Larry DeRidder with Humboldt Area Saltwater Anglers said that the area proposed for the project is probably too far north of Humboldt Bay and too far south of Trinidad to pose a problem for sport fishers. Bill Lydgate with the Surfrider Foundation's Humboldt Chapter also said that the project is likely too far off shore to affect waves for surfing.

Agency representatives said that the project's potential impacts on endangered species, whales and other marine mammals and birds will all have to be addressed as part of National Environmental Policy Act and California Environmental Quality Act processes. The resilience of wave energy devices and their anchoring and mooring equipment will also have to be evaluated.
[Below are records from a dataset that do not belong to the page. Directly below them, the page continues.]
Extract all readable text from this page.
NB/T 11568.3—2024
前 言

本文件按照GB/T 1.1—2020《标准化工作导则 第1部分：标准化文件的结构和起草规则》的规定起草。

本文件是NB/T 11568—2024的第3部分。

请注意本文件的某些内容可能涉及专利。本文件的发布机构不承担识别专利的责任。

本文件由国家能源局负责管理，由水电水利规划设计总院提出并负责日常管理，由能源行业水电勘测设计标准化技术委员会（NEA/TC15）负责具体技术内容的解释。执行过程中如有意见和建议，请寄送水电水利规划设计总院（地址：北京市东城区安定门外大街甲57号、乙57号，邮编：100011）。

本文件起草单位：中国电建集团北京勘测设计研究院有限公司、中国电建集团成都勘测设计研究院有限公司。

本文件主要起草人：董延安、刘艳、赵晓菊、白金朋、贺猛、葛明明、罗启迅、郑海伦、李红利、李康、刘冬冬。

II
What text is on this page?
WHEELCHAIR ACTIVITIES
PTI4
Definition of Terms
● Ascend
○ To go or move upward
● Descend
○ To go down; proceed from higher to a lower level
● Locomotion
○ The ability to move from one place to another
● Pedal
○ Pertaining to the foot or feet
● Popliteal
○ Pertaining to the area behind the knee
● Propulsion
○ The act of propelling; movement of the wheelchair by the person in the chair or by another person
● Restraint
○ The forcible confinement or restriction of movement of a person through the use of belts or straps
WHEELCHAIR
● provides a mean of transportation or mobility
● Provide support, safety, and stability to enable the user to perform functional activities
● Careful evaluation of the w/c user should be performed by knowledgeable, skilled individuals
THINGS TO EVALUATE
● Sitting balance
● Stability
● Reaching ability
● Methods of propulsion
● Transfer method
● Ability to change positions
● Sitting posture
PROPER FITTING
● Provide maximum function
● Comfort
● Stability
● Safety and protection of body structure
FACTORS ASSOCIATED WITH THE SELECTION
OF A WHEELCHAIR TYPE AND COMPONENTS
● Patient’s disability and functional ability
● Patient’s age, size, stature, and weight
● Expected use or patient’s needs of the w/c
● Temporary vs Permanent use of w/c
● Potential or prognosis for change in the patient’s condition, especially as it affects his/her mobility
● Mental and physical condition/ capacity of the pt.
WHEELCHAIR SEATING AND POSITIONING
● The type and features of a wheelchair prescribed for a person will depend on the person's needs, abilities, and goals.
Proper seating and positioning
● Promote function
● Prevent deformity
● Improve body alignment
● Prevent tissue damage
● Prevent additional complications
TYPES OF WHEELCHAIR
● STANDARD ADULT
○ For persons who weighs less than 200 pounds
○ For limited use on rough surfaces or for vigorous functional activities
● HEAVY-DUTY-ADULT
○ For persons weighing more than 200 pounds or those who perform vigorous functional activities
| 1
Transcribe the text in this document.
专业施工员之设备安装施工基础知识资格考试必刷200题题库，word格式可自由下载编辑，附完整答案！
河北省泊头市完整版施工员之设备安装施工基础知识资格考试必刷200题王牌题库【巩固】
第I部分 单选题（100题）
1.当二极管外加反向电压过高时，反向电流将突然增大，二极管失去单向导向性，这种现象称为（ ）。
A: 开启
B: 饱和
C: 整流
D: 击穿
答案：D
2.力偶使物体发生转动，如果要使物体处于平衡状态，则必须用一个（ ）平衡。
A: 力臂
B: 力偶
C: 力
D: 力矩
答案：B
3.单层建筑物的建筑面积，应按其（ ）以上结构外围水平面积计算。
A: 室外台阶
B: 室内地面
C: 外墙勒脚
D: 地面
While the project may offer a window into the future for clean energy, Humboldt County Third District Supervisor Mark Lovelace said that there will be a balancing act. While jobs may be created for research, monitoring and maintenance of the project, Lovelace said, there may be economic harm to existing fishing jobs. And while the county is supportive of green energy, he said, there may be impacts to endangered species.

”It's jobs versus jobs, environment versus environment,” Lovelace said.

In any case, the future of wave energy is unclear. Toman cited estimates that perhaps 5,500 megawatts of electricity -- more than twice the capacity of the Diablo Canyon Nuclear Power Plant -- could be produced by wave energy off the California coast. While such potential could go a long way toward meeting state requirements that utilities produce more energy with renewable sources, Toman said whether wave energy plays that role will hinge in large part on this project's performance.